One year ago today, I met a sweet lab/golden cross named Dora, at the Seeing Eye in Morristown, NJ. I had arrived with the other students in my class the day before, and that Wednesday was what they called “Dog Day,” the day we would meet our partners for independence and dignity. She would be my Seeing Eye ® dog for the next 8 or 10 years.
The summer before, I had been paired with a magnificant male golden retriever, but he proved not to be a good match for me. He refused to walk at a brisk pace, and he ran me into things. He just didn’t want to work for me. So, I returned to The Seeing Eye for the February class to try again. That first morning, there was so much snow and ice that all we could do was walk down the long driveway at the school, as all the streets in Morristown were impassible. Bundled up with coat, hat, boots, and gloves, I took up the harness, and woe! I had to hang on for dear life to keep up with her. I kept thinking, “Be careful of what you ask for.” I wanted a more energetic dog, and boy, did they ever give me one. In fact, I worried that maybe I was too old to handle such a young and athletic dog. Her pull was way too hard for me, but I wanted this relationship to work so much, that I hung in there, and together, we learned what to expect from each other.

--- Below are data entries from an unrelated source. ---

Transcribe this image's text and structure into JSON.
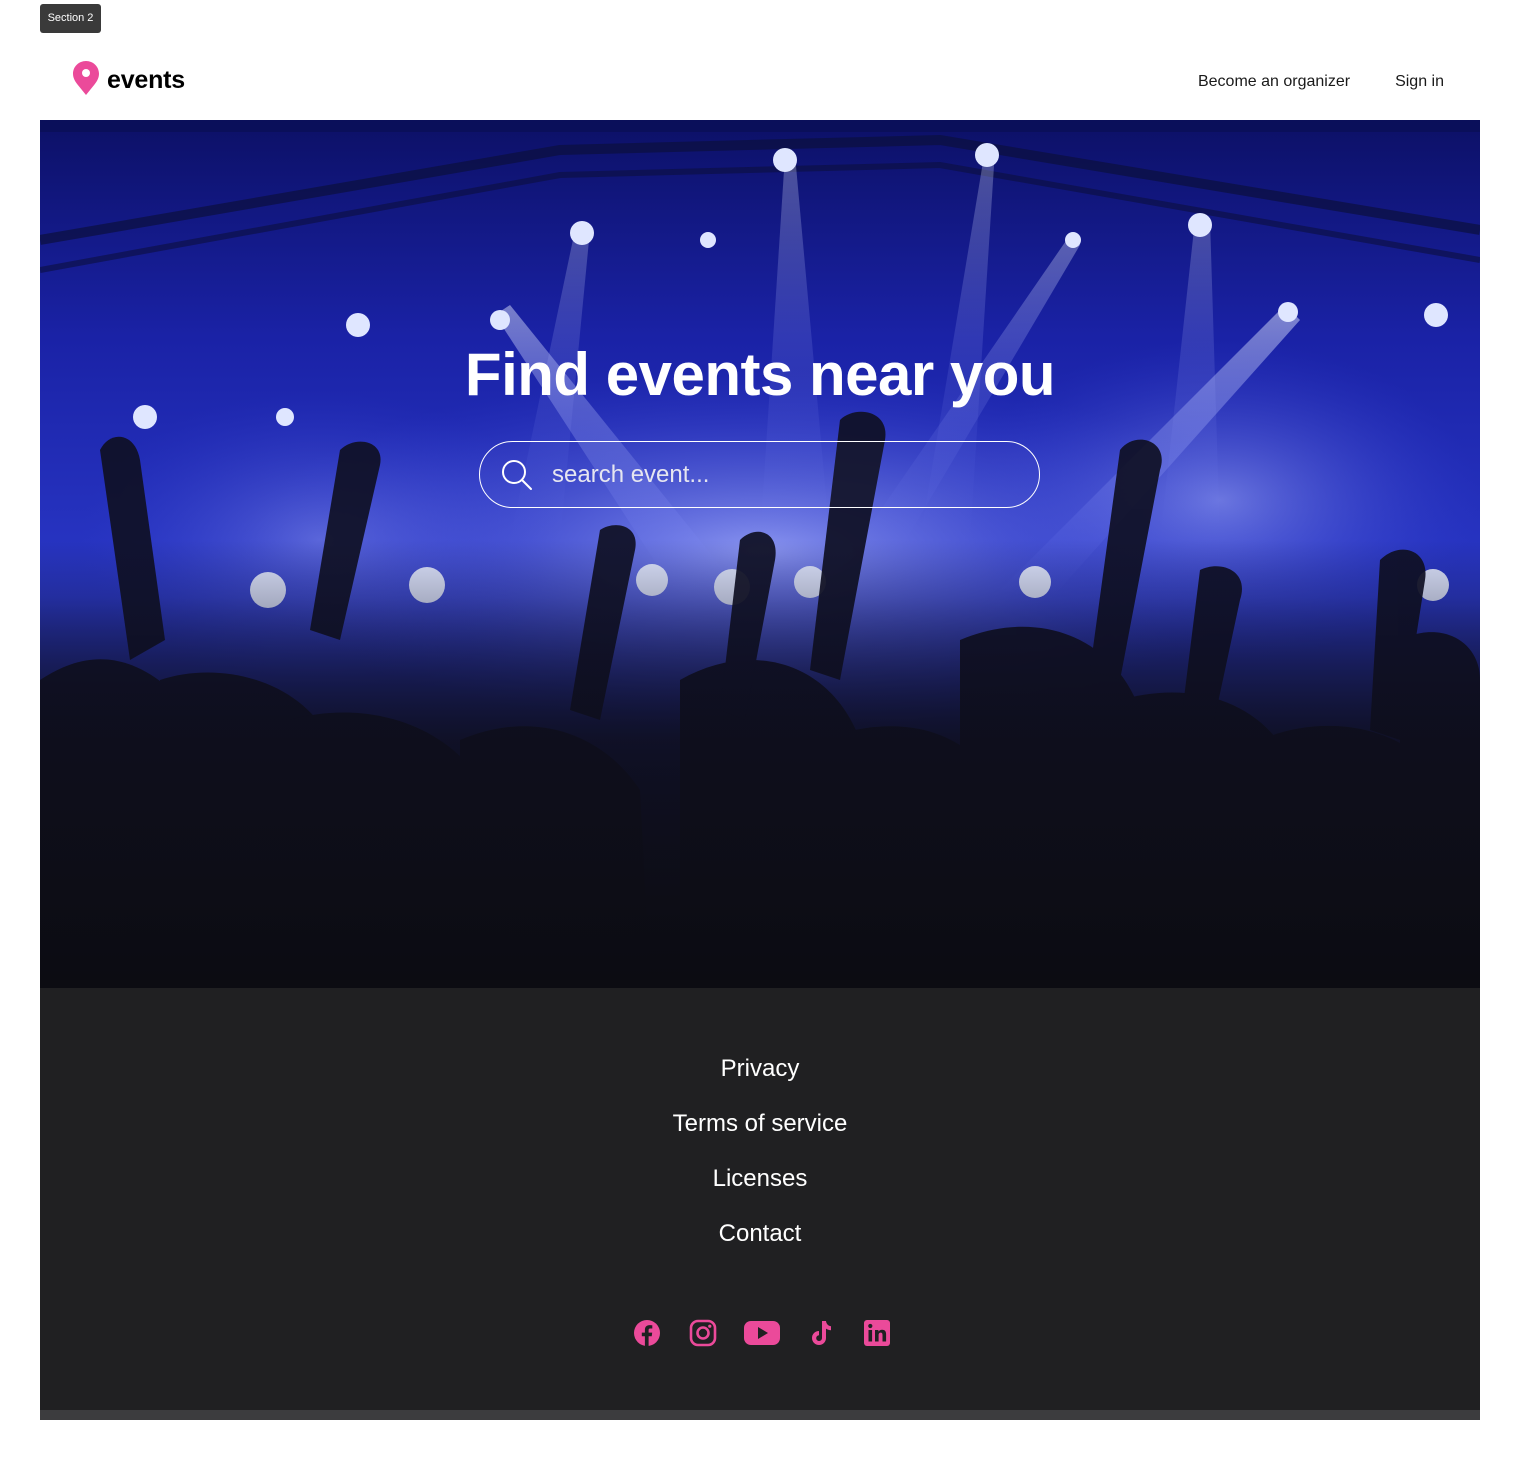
{
  "frame_label": "Section 2",
  "header": {
    "brand": "events",
    "nav": [
      {
        "label": "Become an organizer"
      },
      {
        "label": "Sign in"
      }
    ]
  },
  "hero": {
    "title": "Find events near you",
    "search": {
      "placeholder": "search event...",
      "value": ""
    }
  },
  "footer": {
    "links": [
      {
        "label": "Privacy"
      },
      {
        "label": "Terms of service"
      },
      {
        "label": "Licenses"
      },
      {
        "label": "Contact"
      }
    ],
    "social": [
      {
        "icon": "facebook-icon"
      },
      {
        "icon": "instagram-icon"
      },
      {
        "icon": "youtube-icon"
      },
      {
        "icon": "tiktok-icon"
      },
      {
        "icon": "linkedin-icon"
      }
    ]
  },
  "colors": {
    "accent": "#EB4A9A",
    "footer_bg": "#202022",
    "hero_tint": "#1E2AB8"
  }
}
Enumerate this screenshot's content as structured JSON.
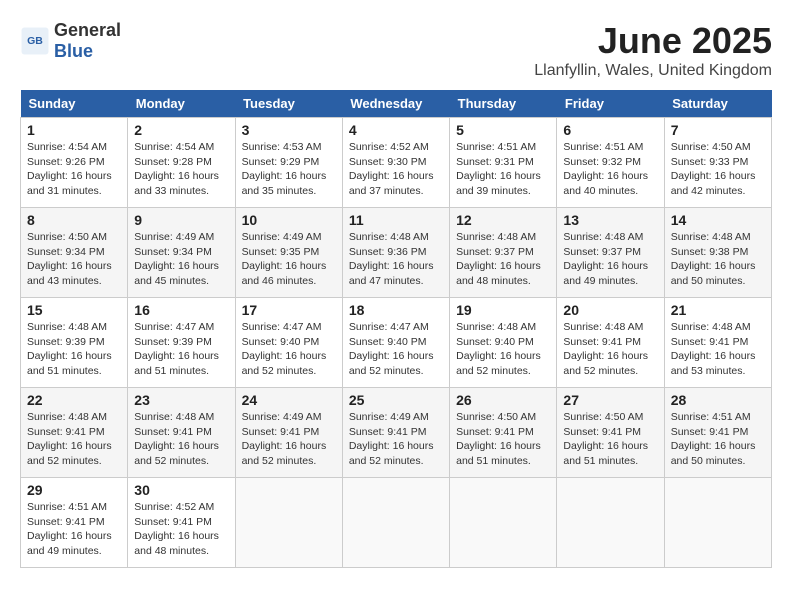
{
  "header": {
    "logo_general": "General",
    "logo_blue": "Blue",
    "title": "June 2025",
    "subtitle": "Llanfyllin, Wales, United Kingdom"
  },
  "calendar": {
    "days_of_week": [
      "Sunday",
      "Monday",
      "Tuesday",
      "Wednesday",
      "Thursday",
      "Friday",
      "Saturday"
    ],
    "weeks": [
      [
        null,
        null,
        null,
        null,
        null,
        null,
        null
      ]
    ],
    "cells": [
      {
        "day": null,
        "content": null
      },
      {
        "day": null,
        "content": null
      },
      {
        "day": null,
        "content": null
      },
      {
        "day": null,
        "content": null
      },
      {
        "day": null,
        "content": null
      },
      {
        "day": null,
        "content": null
      },
      {
        "day": null,
        "content": null
      }
    ]
  },
  "weeks": [
    [
      {
        "day": "1",
        "sunrise": "Sunrise: 4:54 AM",
        "sunset": "Sunset: 9:26 PM",
        "daylight": "Daylight: 16 hours and 31 minutes."
      },
      {
        "day": "2",
        "sunrise": "Sunrise: 4:54 AM",
        "sunset": "Sunset: 9:28 PM",
        "daylight": "Daylight: 16 hours and 33 minutes."
      },
      {
        "day": "3",
        "sunrise": "Sunrise: 4:53 AM",
        "sunset": "Sunset: 9:29 PM",
        "daylight": "Daylight: 16 hours and 35 minutes."
      },
      {
        "day": "4",
        "sunrise": "Sunrise: 4:52 AM",
        "sunset": "Sunset: 9:30 PM",
        "daylight": "Daylight: 16 hours and 37 minutes."
      },
      {
        "day": "5",
        "sunrise": "Sunrise: 4:51 AM",
        "sunset": "Sunset: 9:31 PM",
        "daylight": "Daylight: 16 hours and 39 minutes."
      },
      {
        "day": "6",
        "sunrise": "Sunrise: 4:51 AM",
        "sunset": "Sunset: 9:32 PM",
        "daylight": "Daylight: 16 hours and 40 minutes."
      },
      {
        "day": "7",
        "sunrise": "Sunrise: 4:50 AM",
        "sunset": "Sunset: 9:33 PM",
        "daylight": "Daylight: 16 hours and 42 minutes."
      }
    ],
    [
      {
        "day": "8",
        "sunrise": "Sunrise: 4:50 AM",
        "sunset": "Sunset: 9:34 PM",
        "daylight": "Daylight: 16 hours and 43 minutes."
      },
      {
        "day": "9",
        "sunrise": "Sunrise: 4:49 AM",
        "sunset": "Sunset: 9:34 PM",
        "daylight": "Daylight: 16 hours and 45 minutes."
      },
      {
        "day": "10",
        "sunrise": "Sunrise: 4:49 AM",
        "sunset": "Sunset: 9:35 PM",
        "daylight": "Daylight: 16 hours and 46 minutes."
      },
      {
        "day": "11",
        "sunrise": "Sunrise: 4:48 AM",
        "sunset": "Sunset: 9:36 PM",
        "daylight": "Daylight: 16 hours and 47 minutes."
      },
      {
        "day": "12",
        "sunrise": "Sunrise: 4:48 AM",
        "sunset": "Sunset: 9:37 PM",
        "daylight": "Daylight: 16 hours and 48 minutes."
      },
      {
        "day": "13",
        "sunrise": "Sunrise: 4:48 AM",
        "sunset": "Sunset: 9:37 PM",
        "daylight": "Daylight: 16 hours and 49 minutes."
      },
      {
        "day": "14",
        "sunrise": "Sunrise: 4:48 AM",
        "sunset": "Sunset: 9:38 PM",
        "daylight": "Daylight: 16 hours and 50 minutes."
      }
    ],
    [
      {
        "day": "15",
        "sunrise": "Sunrise: 4:48 AM",
        "sunset": "Sunset: 9:39 PM",
        "daylight": "Daylight: 16 hours and 51 minutes."
      },
      {
        "day": "16",
        "sunrise": "Sunrise: 4:47 AM",
        "sunset": "Sunset: 9:39 PM",
        "daylight": "Daylight: 16 hours and 51 minutes."
      },
      {
        "day": "17",
        "sunrise": "Sunrise: 4:47 AM",
        "sunset": "Sunset: 9:40 PM",
        "daylight": "Daylight: 16 hours and 52 minutes."
      },
      {
        "day": "18",
        "sunrise": "Sunrise: 4:47 AM",
        "sunset": "Sunset: 9:40 PM",
        "daylight": "Daylight: 16 hours and 52 minutes."
      },
      {
        "day": "19",
        "sunrise": "Sunrise: 4:48 AM",
        "sunset": "Sunset: 9:40 PM",
        "daylight": "Daylight: 16 hours and 52 minutes."
      },
      {
        "day": "20",
        "sunrise": "Sunrise: 4:48 AM",
        "sunset": "Sunset: 9:41 PM",
        "daylight": "Daylight: 16 hours and 52 minutes."
      },
      {
        "day": "21",
        "sunrise": "Sunrise: 4:48 AM",
        "sunset": "Sunset: 9:41 PM",
        "daylight": "Daylight: 16 hours and 53 minutes."
      }
    ],
    [
      {
        "day": "22",
        "sunrise": "Sunrise: 4:48 AM",
        "sunset": "Sunset: 9:41 PM",
        "daylight": "Daylight: 16 hours and 52 minutes."
      },
      {
        "day": "23",
        "sunrise": "Sunrise: 4:48 AM",
        "sunset": "Sunset: 9:41 PM",
        "daylight": "Daylight: 16 hours and 52 minutes."
      },
      {
        "day": "24",
        "sunrise": "Sunrise: 4:49 AM",
        "sunset": "Sunset: 9:41 PM",
        "daylight": "Daylight: 16 hours and 52 minutes."
      },
      {
        "day": "25",
        "sunrise": "Sunrise: 4:49 AM",
        "sunset": "Sunset: 9:41 PM",
        "daylight": "Daylight: 16 hours and 52 minutes."
      },
      {
        "day": "26",
        "sunrise": "Sunrise: 4:50 AM",
        "sunset": "Sunset: 9:41 PM",
        "daylight": "Daylight: 16 hours and 51 minutes."
      },
      {
        "day": "27",
        "sunrise": "Sunrise: 4:50 AM",
        "sunset": "Sunset: 9:41 PM",
        "daylight": "Daylight: 16 hours and 51 minutes."
      },
      {
        "day": "28",
        "sunrise": "Sunrise: 4:51 AM",
        "sunset": "Sunset: 9:41 PM",
        "daylight": "Daylight: 16 hours and 50 minutes."
      }
    ],
    [
      {
        "day": "29",
        "sunrise": "Sunrise: 4:51 AM",
        "sunset": "Sunset: 9:41 PM",
        "daylight": "Daylight: 16 hours and 49 minutes."
      },
      {
        "day": "30",
        "sunrise": "Sunrise: 4:52 AM",
        "sunset": "Sunset: 9:41 PM",
        "daylight": "Daylight: 16 hours and 48 minutes."
      },
      null,
      null,
      null,
      null,
      null
    ]
  ]
}
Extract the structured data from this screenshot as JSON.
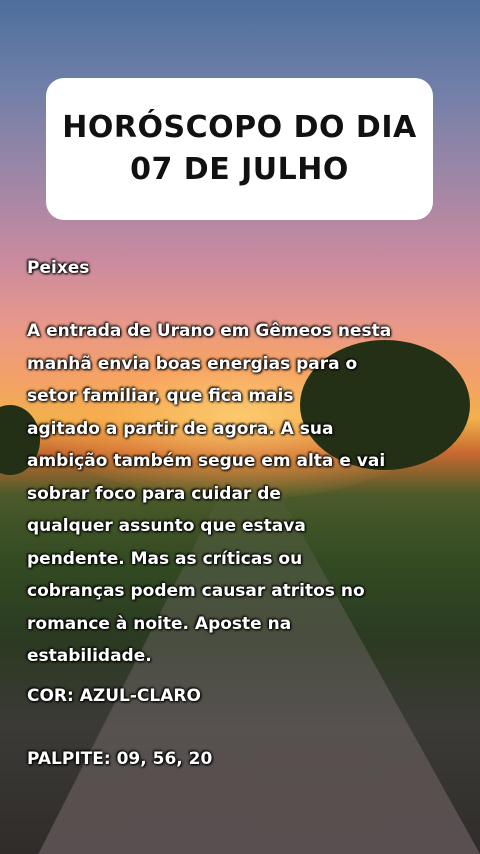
{
  "title": {
    "line1": "HORÓSCOPO DO DIA",
    "line2": "07 DE JULHO"
  },
  "sign": "Peixes",
  "body_lines": [
    "A entrada de Urano em Gêmeos nesta",
    "manhã envia boas energias para o",
    "setor familiar, que fica mais",
    "agitado a partir de agora. A sua",
    "ambição também segue em alta e vai",
    "sobrar foco para cuidar de",
    "qualquer assunto que estava",
    "pendente. Mas as críticas ou",
    "cobranças podem causar atritos no",
    "romance à noite. Aposte na",
    "estabilidade."
  ],
  "color_line": "COR: AZUL-CLARO",
  "lucky_line": "PALPITE: 09, 56, 20"
}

The first day we ventured into Morristown, the streetes were covered with ice, and the crosswalks were bordered with mountains of snow. The sidewalks had been cleared just wide enough for a dog and a person to carefully navigate. We hadn’t been out for 30 seconds, when I fell over a snowbank to my right. Dora had to learn to give me a little more clearance on the right. And she did. She learned to slow way down when we came to a patch of ice, and to find the narrow path somebody had carved out of the snowbanks at the corners. There were so many challenges in just walking down the street and remaing verticle that I don’t even remember being cold, except when it was park time, the time we took the dogs out to relieve. There was a blizzard one day during class, so we did not go out to practice at all that day, and each time it was park time, we had to wait for the snowplows to finish clearing the area, just minutes before we brought the dogs out. We must have gotten another foot of snow that day.
When I brought Dora home after our 17 days of training, there was snow on the ground here too. It would be weeks before the curbcuts and corners would not be clogged with snow. I worried that Dora would not recognize them as curbs, once the snow had melted, but she is a champ.
To celebrate our anniversary today, we walked to the coffe shop, about a 3—1/2 mile round trip, negotiating icy patches and piles of snow on the corners, just like exactly one year ago today. As I write this, Dora is happily chewing on her anniversary present, a huge nylabone. We have our routine for the day, which always includes a ball-playing session and a good walk. I think we’re both pretty lucky.